Throughout his Confessions, we see Augustine in search of the answer to the problem of evil and falling in with a group – the Manicheans – who held to this idea. Part of this searching is autobiographical. Augustine reflects on his own harmful tendencies – whether it was thievery as a child or his sexual promiscuity as an adult (he had a mistress or two) – and sought to answer where they come from.

What Augustine came to see, however – and what the Christian tradition has broadly recognised – is that evil is not a thing at all. Instead, everything that exists, even the material world, is good because it comes from God. Evil itself is a corruption of what is good and doesn’t have any real substance of its own.

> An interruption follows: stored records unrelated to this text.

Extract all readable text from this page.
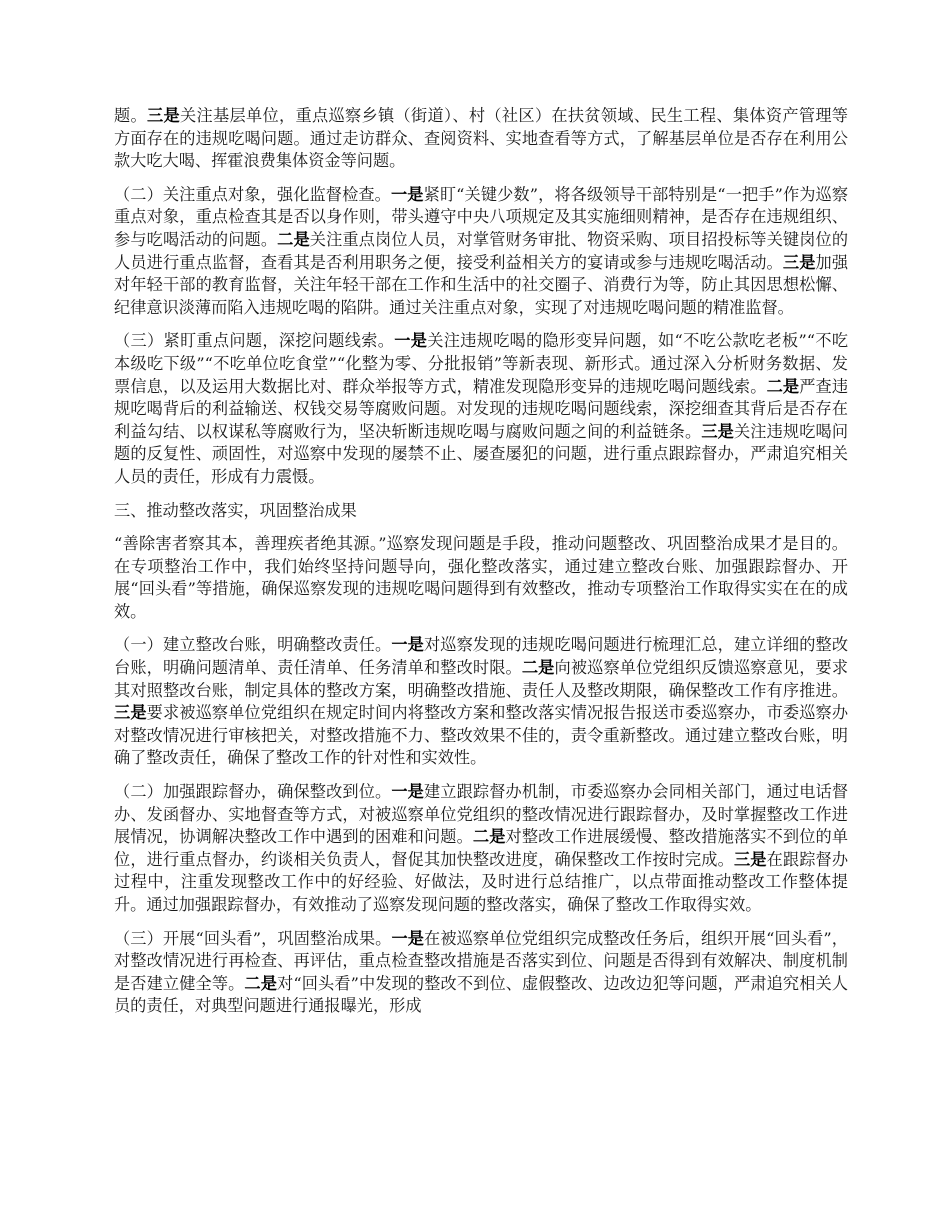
题。三是关注基层单位，重点巡察乡镇（街道）、村（社区）在扶贫领域、民生工程、集体资产管理等方面存在的违规吃喝问题。通过走访群众、查阅资料、实地查看等方式，了解基层单位是否存在利用公款大吃大喝、挥霍浪费集体资金等问题。

（二）关注重点对象，强化监督检查。一是紧盯“关键少数”，将各级领导干部特别是“一把手”作为巡察重点对象，重点检查其是否以身作则，带头遵守中央八项规定及其实施细则精神，是否存在违规组织、参与吃喝活动的问题。二是关注重点岗位人员，对掌管财务审批、物资采购、项目招投标等关键岗位的人员进行重点监督，查看其是否利用职务之便，接受利益相关方的宴请或参与违规吃喝活动。三是加强对年轻干部的教育监督，关注年轻干部在工作和生活中的社交圈子、消费行为等，防止其因思想松懈、纪律意识淡薄而陷入违规吃喝的陷阱。通过关注重点对象，实现了对违规吃喝问题的精准监督。

（三）紧盯重点问题，深挖问题线索。一是关注违规吃喝的隐形变异问题，如“不吃公款吃老板”“不吃本级吃下级”“不吃单位吃食堂”“化整为零、分批报销”等新表现、新形式。通过深入分析财务数据、发票信息，以及运用大数据比对、群众举报等方式，精准发现隐形变异的违规吃喝问题线索。二是严查违规吃喝背后的利益输送、权钱交易等腐败问题。对发现的违规吃喝问题线索，深挖细查其背后是否存在利益勾结、以权谋私等腐败行为，坚决斩断违规吃喝与腐败问题之间的利益链条。三是关注违规吃喝问题的反复性、顽固性，对巡察中发现的屡禁不止、屡查屡犯的问题，进行重点跟踪督办，严肃追究相关人员的责任，形成有力震慑。

三、推动整改落实，巩固整治成果

“善除害者察其本，善理疾者绝其源。”巡察发现问题是手段，推动问题整改、巩固整治成果才是目的。在专项整治工作中，我们始终坚持问题导向，强化整改落实，通过建立整改台账、加强跟踪督办、开展“回头看”等措施，确保巡察发现的违规吃喝问题得到有效整改，推动专项整治工作取得实实在在的成效。

（一）建立整改台账，明确整改责任。一是对巡察发现的违规吃喝问题进行梳理汇总，建立详细的整改台账，明确问题清单、责任清单、任务清单和整改时限。二是向被巡察单位党组织反馈巡察意见，要求其对照整改台账，制定具体的整改方案，明确整改措施、责任人及整改期限，确保整改工作有序推进。三是要求被巡察单位党组织在规定时间内将整改方案和整改落实情况报告报送市委巡察办，市委巡察办对整改情况进行审核把关，对整改措施不力、整改效果不佳的，责令重新整改。通过建立整改台账，明确了整改责任，确保了整改工作的针对性和实效性。

（二）加强跟踪督办，确保整改到位。一是建立跟踪督办机制，市委巡察办会同相关部门，通过电话督办、发函督办、实地督查等方式，对被巡察单位党组织的整改情况进行跟踪督办，及时掌握整改工作进展情况，协调解决整改工作中遇到的困难和问题。二是对整改工作进展缓慢、整改措施落实不到位的单位，进行重点督办，约谈相关负责人，督促其加快整改进度，确保整改工作按时完成。三是在跟踪督办过程中，注重发现整改工作中的好经验、好做法，及时进行总结推广，以点带面推动整改工作整体提升。通过加强跟踪督办，有效推动了巡察发现问题的整改落实，确保了整改工作取得实效。

（三）开展“回头看”，巩固整治成果。一是在被巡察单位党组织完成整改任务后，组织开展“回头看”，对整改情况进行再检查、再评估，重点检查整改措施是否落实到位、问题是否得到有效解决、制度机制是否建立健全等。二是对“回头看”中发现的整改不到位、虚假整改、边改边犯等问题，严肃追究相关人员的责任，对典型问题进行通报曝光，形成
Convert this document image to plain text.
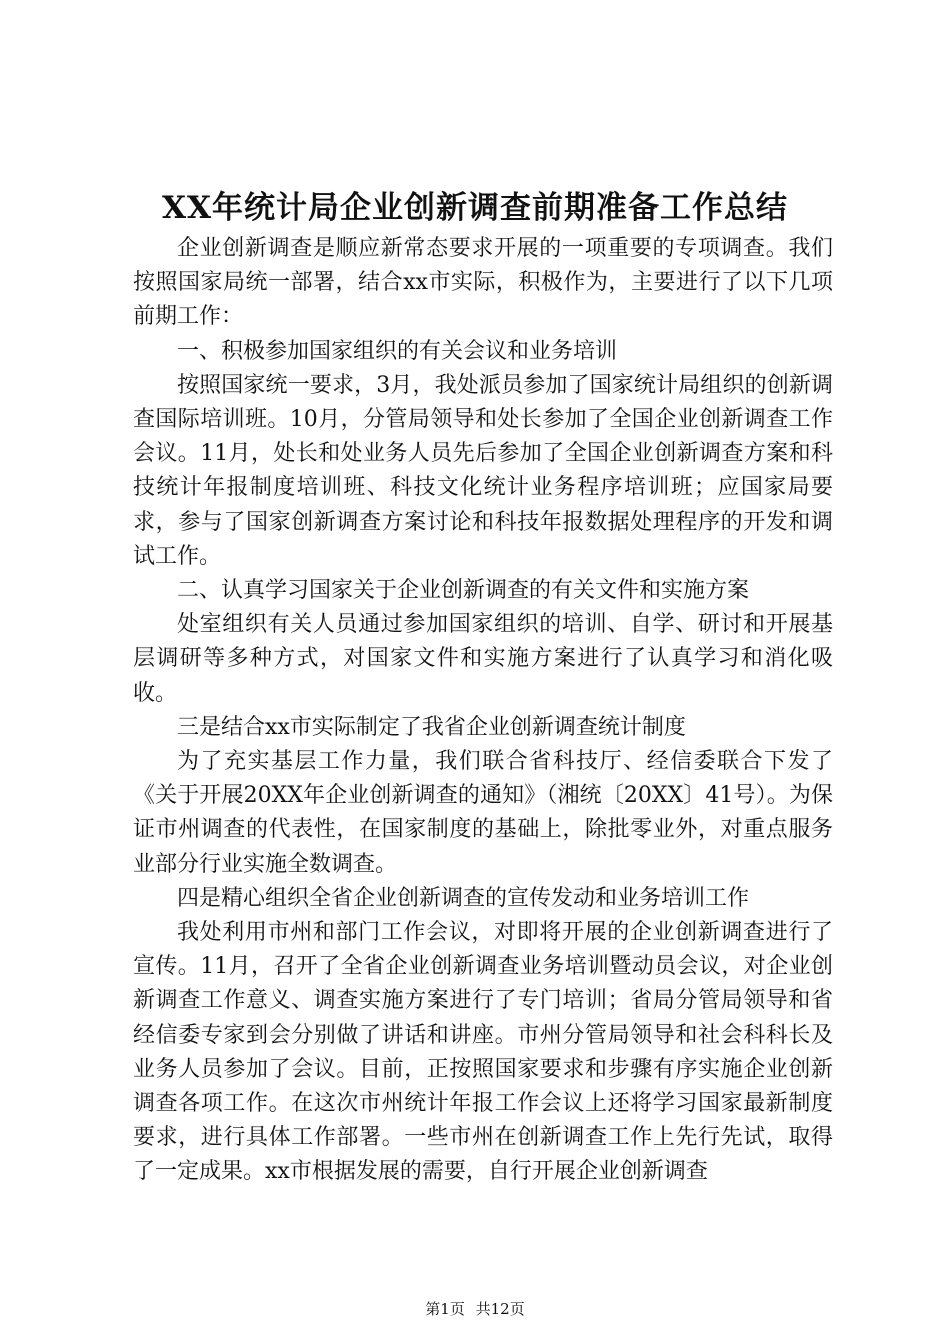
XX年统计局企业创新调查前期准备工作总结

企业创新调查是顺应新常态要求开展的一项重要的专项调查。我们按照国家局统一部署，结合xx市实际，积极作为，主要进行了以下几项前期工作：

一、积极参加国家组织的有关会议和业务培训

按照国家统一要求，3月，我处派员参加了国家统计局组织的创新调查国际培训班。10月，分管局领导和处长参加了全国企业创新调查工作会议。11月，处长和处业务人员先后参加了全国企业创新调查方案和科技统计年报制度培训班、科技文化统计业务程序培训班；应国家局要求，参与了国家创新调查方案讨论和科技年报数据处理程序的开发和调试工作。

二、认真学习国家关于企业创新调查的有关文件和实施方案

处室组织有关人员通过参加国家组织的培训、自学、研讨和开展基层调研等多种方式，对国家文件和实施方案进行了认真学习和消化吸收。

三是结合xx市实际制定了我省企业创新调查统计制度

为了充实基层工作力量，我们联合省科技厅、经信委联合下发了《关于开展20XX年企业创新调查的通知》（湘统〔20XX〕41号）。为保证市州调查的代表性，在国家制度的基础上，除批零业外，对重点服务业部分行业实施全数调查。

四是精心组织全省企业创新调查的宣传发动和业务培训工作

我处利用市州和部门工作会议，对即将开展的企业创新调查进行了宣传。11月，召开了全省企业创新调查业务培训暨动员会议，对企业创新调查工作意义、调查实施方案进行了专门培训；省局分管局领导和省经信委专家到会分别做了讲话和讲座。市州分管局领导和社会科科长及业务人员参加了会议。目前，正按照国家要求和步骤有序实施企业创新调查各项工作。在这次市州统计年报工作会议上还将学习国家最新制度要求，进行具体工作部署。一些市州在创新调查工作上先行先试，取得了一定成果。xx市根据发展的需要，自行开展企业创新调查

第1页 共12页
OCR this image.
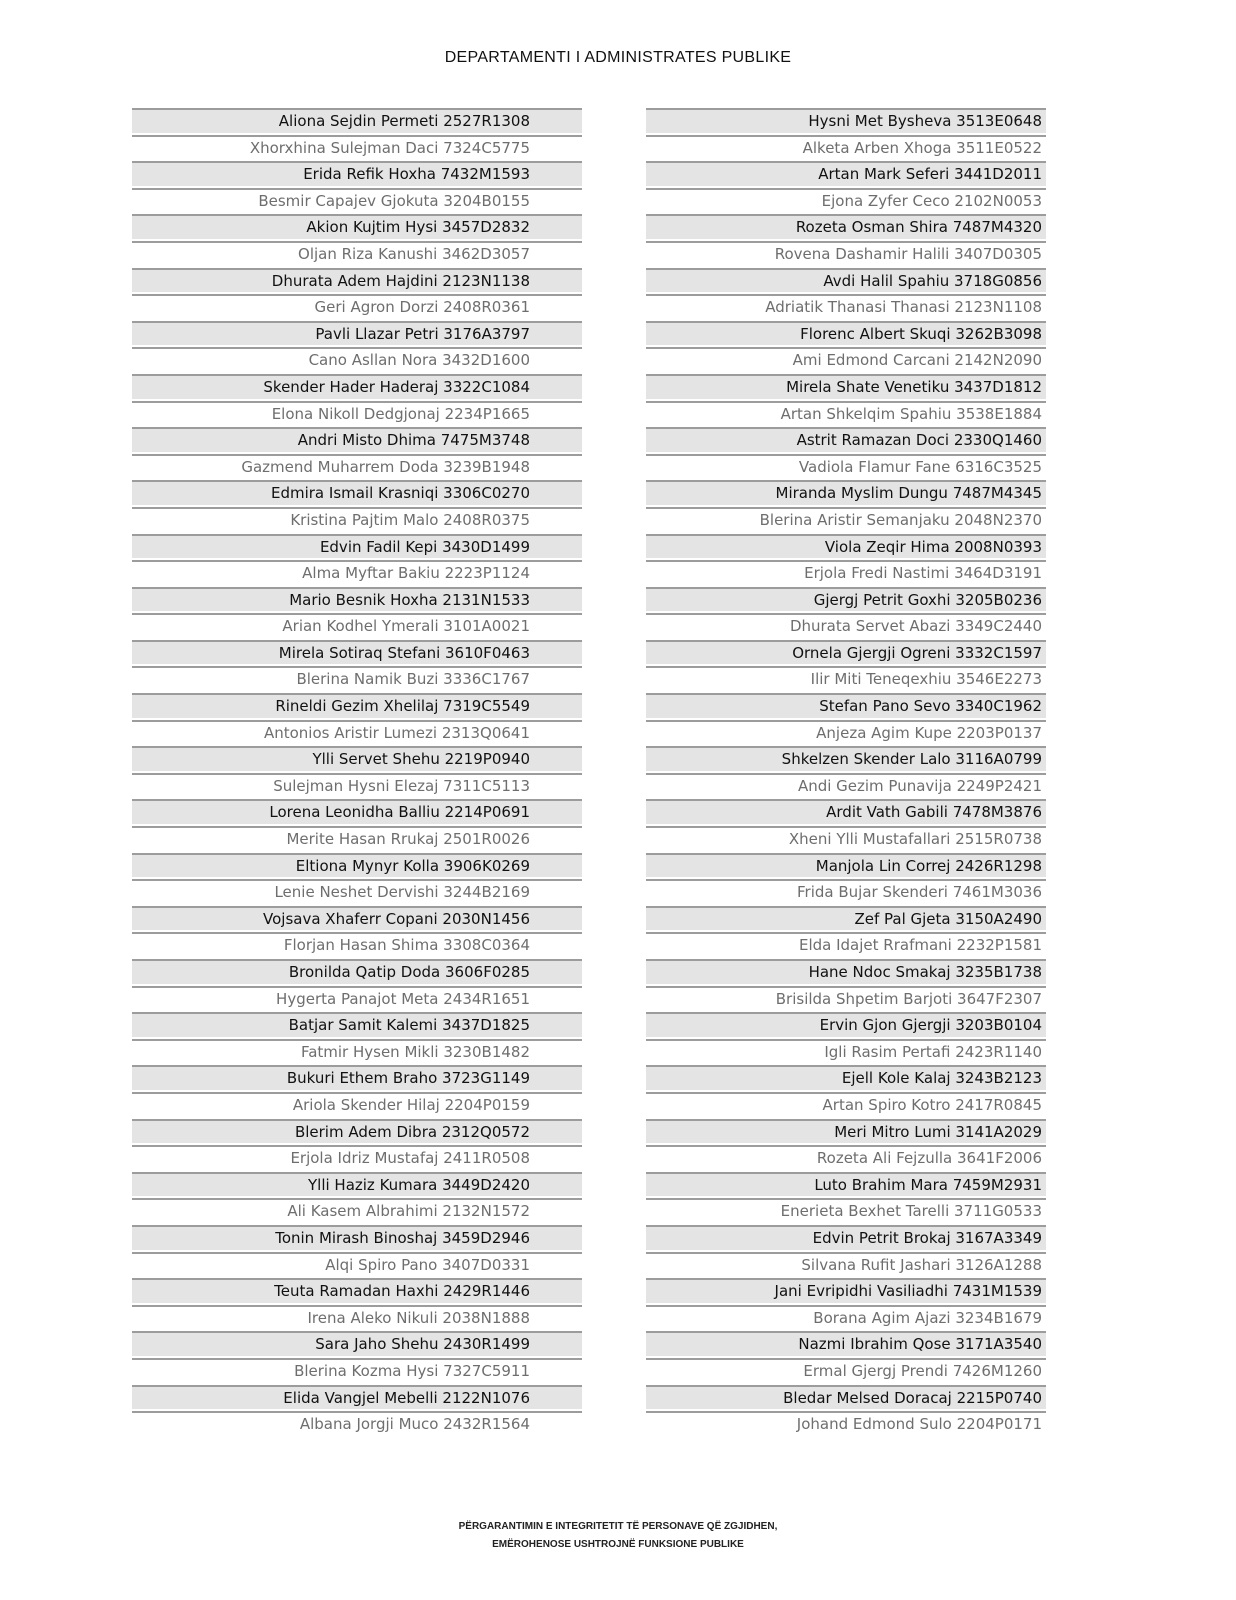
DEPARTAMENTI I ADMINISTRATES PUBLIKE
Aliona Sejdin Permeti 2527R1308
Xhorxhina Sulejman Daci 7324C5775
Erida Refik Hoxha 7432M1593
Besmir Capajev Gjokuta 3204B0155
Akion Kujtim Hysi 3457D2832
Oljan Riza Kanushi 3462D3057
Dhurata Adem Hajdini 2123N1138
Geri Agron Dorzi 2408R0361
Pavli Llazar Petri 3176A3797
Cano Asllan Nora 3432D1600
Skender Hader Haderaj 3322C1084
Elona Nikoll Dedgjonaj 2234P1665
Andri Misto Dhima 7475M3748
Gazmend Muharrem Doda 3239B1948
Edmira Ismail Krasniqi 3306C0270
Kristina Pajtim Malo 2408R0375
Edvin Fadil Kepi 3430D1499
Alma Myftar Bakiu 2223P1124
Mario Besnik Hoxha 2131N1533
Arian Kodhel Ymerali 3101A0021
Mirela Sotiraq Stefani 3610F0463
Blerina Namik Buzi 3336C1767
Rineldi Gezim Xhelilaj 7319C5549
Antonios Aristir Lumezi 2313Q0641
Ylli Servet Shehu 2219P0940
Sulejman Hysni Elezaj 7311C5113
Lorena Leonidha Balliu 2214P0691
Merite Hasan Rrukaj 2501R0026
Eltiona Mynyr Kolla 3906K0269
Lenie Neshet Dervishi 3244B2169
Vojsava Xhaferr Copani 2030N1456
Florjan Hasan Shima 3308C0364
Bronilda Qatip Doda 3606F0285
Hygerta Panajot Meta 2434R1651
Batjar Samit Kalemi 3437D1825
Fatmir Hysen Mikli 3230B1482
Bukuri Ethem Braho 3723G1149
Ariola Skender Hilaj 2204P0159
Blerim Adem Dibra 2312Q0572
Erjola Idriz Mustafaj 2411R0508
Ylli Haziz Kumara 3449D2420
Ali Kasem Albrahimi 2132N1572
Tonin Mirash Binoshaj 3459D2946
Alqi Spiro Pano 3407D0331
Teuta Ramadan Haxhi 2429R1446
Irena Aleko Nikuli 2038N1888
Sara Jaho Shehu 2430R1499
Blerina Kozma Hysi 7327C5911
Elida Vangjel Mebelli 2122N1076
Albana Jorgji Muco 2432R1564
Hysni Met Bysheva 3513E0648
Alketa Arben Xhoga 3511E0522
Artan Mark Seferi 3441D2011
Ejona Zyfer Ceco 2102N0053
Rozeta Osman Shira 7487M4320
Rovena Dashamir Halili 3407D0305
Avdi Halil Spahiu 3718G0856
Adriatik Thanasi Thanasi 2123N1108
Florenc Albert Skuqi 3262B3098
Ami Edmond Carcani 2142N2090
Mirela Shate Venetiku 3437D1812
Artan Shkelqim Spahiu 3538E1884
Astrit Ramazan Doci 2330Q1460
Vadiola Flamur Fane 6316C3525
Miranda Myslim Dungu 7487M4345
Blerina Aristir Semanjaku 2048N2370
Viola Zeqir Hima 2008N0393
Erjola Fredi Nastimi 3464D3191
Gjergj Petrit Goxhi 3205B0236
Dhurata Servet Abazi 3349C2440
Ornela Gjergji Ogreni 3332C1597
Ilir Miti Teneqexhiu 3546E2273
Stefan Pano Sevo 3340C1962
Anjeza Agim Kupe 2203P0137
Shkelzen Skender Lalo 3116A0799
Andi Gezim Punavija 2249P2421
Ardit Vath Gabili 7478M3876
Xheni Ylli Mustafallari 2515R0738
Manjola Lin Correj 2426R1298
Frida Bujar Skenderi 7461M3036
Zef Pal Gjeta 3150A2490
Elda Idajet Rrafmani 2232P1581
Hane Ndoc Smakaj 3235B1738
Brisilda Shpetim Barjoti 3647F2307
Ervin Gjon Gjergji 3203B0104
Igli Rasim Pertafi 2423R1140
Ejell Kole Kalaj 3243B2123
Artan Spiro Kotro 2417R0845
Meri Mitro Lumi 3141A2029
Rozeta Ali Fejzulla 3641F2006
Luto Brahim Mara 7459M2931
Enerieta Bexhet Tarelli 3711G0533
Edvin Petrit Brokaj 3167A3349
Silvana Rufit Jashari 3126A1288
Jani Evripidhi Vasiliadhi 7431M1539
Borana Agim Ajazi 3234B1679
Nazmi Ibrahim Qose 3171A3540
Ermal Gjergj Prendi 7426M1260
Bledar Melsed Doracaj 2215P0740
Johand Edmond Sulo 2204P0171
PËRGARANTIMIN E INTEGRITETIT TË PERSONAVE QË ZGJIDHEN,
EMËROHENOSE USHTROJNË FUNKSIONE PUBLIKE
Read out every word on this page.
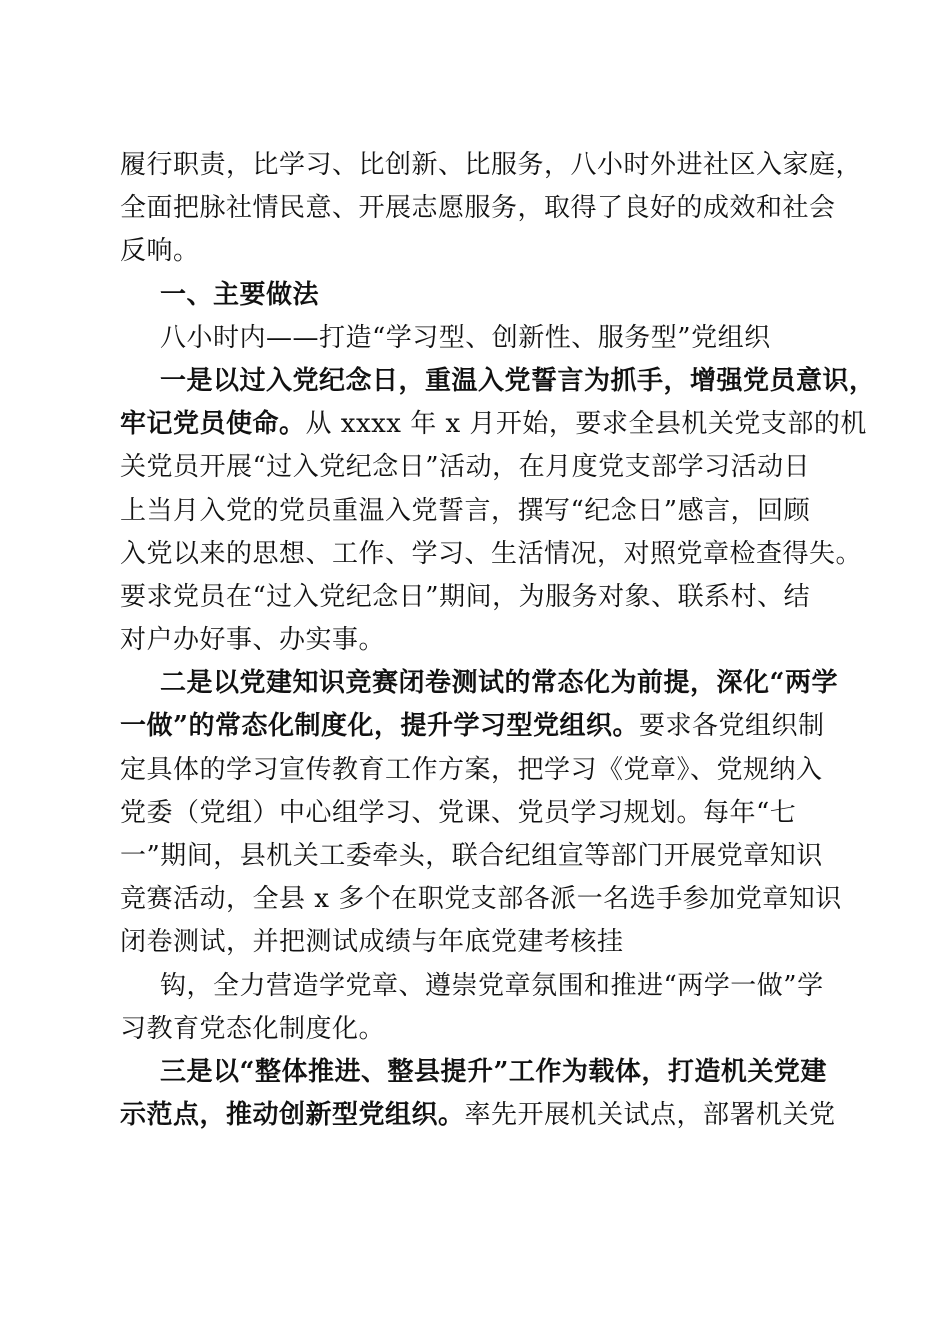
履行职责，比学习、比创新、比服务，八小时外进社区入家庭，
全面把脉社情民意、开展志愿服务，取得了良好的成效和社会
反响。
一、主要做法
八小时内——打造“学习型、创新性、服务型”党组织
一是以过入党纪念日，重温入党誓言为抓手，增强党员意识，
牢记党员使命。从 xxxx 年 x 月开始，要求全县机关党支部的机
关党员开展“过入党纪念日”活动，在月度党支部学习活动日
上当月入党的党员重温入党誓言，撰写“纪念日”感言，回顾
入党以来的思想、工作、学习、生活情况，对照党章检查得失。
要求党员在“过入党纪念日”期间，为服务对象、联系村、结
对户办好事、办实事。
二是以党建知识竞赛闭卷测试的常态化为前提，深化“两学
一做”的常态化制度化，提升学习型党组织。要求各党组织制
定具体的学习宣传教育工作方案，把学习《党章》、党规纳入
党委（党组）中心组学习、党课、党员学习规划。每年“七
一”期间，县机关工委牵头，联合纪组宣等部门开展党章知识
竞赛活动，全县 x 多个在职党支部各派一名选手参加党章知识
闭卷测试，并把测试成绩与年底党建考核挂
钩，全力营造学党章、遵崇党章氛围和推进“两学一做”学
习教育党态化制度化。
三是以“整体推进、整县提升”工作为载体，打造机关党建
示范点，推动创新型党组织。率先开展机关试点，部署机关党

Think of it this way: if evil was a force of some substance (if it was a “thing”), it would have its origin in God because God is the source of all things. The problem is that this would make God the creator of evil itself, making him partly evil. But there is no evil in God. He is infinitely good, Goodness itself. Therefore, evil does not exist in the way we think it does. It only exists as a corruption of what is good (7.12.18). Augustine takes us on a journey of coming to understand this.

To give ourselves over to God, then, is not to lose the integrity of who we are as material creatures, but to be healed from what corrupts our essentially good being:

Commit to truth whatever you have received from the truth, and you will lose nothing. What is decayed will flourish again; your diseases will be healed; your perishable parts shall be reshaped and renovated, and made whole again’ (4.11.16).

It is one of the most positive and exciting perspectives on the created world that has ever emerged.

The interpretation of Scripture

The third reason is a bit of a pivot: Augustine finishes his Confessions with an interesting reflection on the interpretation of Scripture and the book of Genesis. Scriptural interpretation is a vexed topic even in the public arena. You have people who are called “literalists” and take Genesis as a word for word scientific description of how the world was made; you also have people who allow more flexible and symbolic interpretations based upon the nature of the text itself. Literalism is definitely a more modern approach to Scripture. Augustine witnesses to a more ancient way of interpreting the Bible in the final couple of chapters.

Augustine uses the analogy of a dammed up spring, overflowing into multiple streams and watering more of the earth than a single stream can by itself. The Bible is like this, a bountiful spring of water that

overflows into various streams of clear truth, from which each one may draw out for himself that particular truth which he can about these topics’ (12.27.37).

It is possible, Augustine is saying, to have multiple true interpretations of a passage of Scripture. It is not necessary for people to be in constant uncharitable arguments with each other over whose interpretation is the true interpretation of Scripture. Now, Augustine is no relativist. He wouldn’t say that any interpretation of the Bible is just as fine as the others. But he does hold this dynamic position whereby truth is seen to be multivalent and it overflows in the text in different and varied ways, even when coming from the same passage.

There is also an important principle at play in Augustine’s thoughts here. For Augustine, the whole purpose of life is summed up in the commandment Jesus gave us: to love God and to love our neighbour. The Bible is supposed to furnish us so that we can live a life of ‘pure love’ (12.30.41). If our interpretations of Scripture are used to beat our neighbours over the head, or are used in other uncharitable ways, we are violating the very reason we have the text to begin with – we ‘violate love itself’ (12.25.35). This is a very powerful and dynamic approach to Scripture that Augustine introduces us to. Anyone wrestling with the biblical text should read these chapters from Augustine and sit with them for a good long while.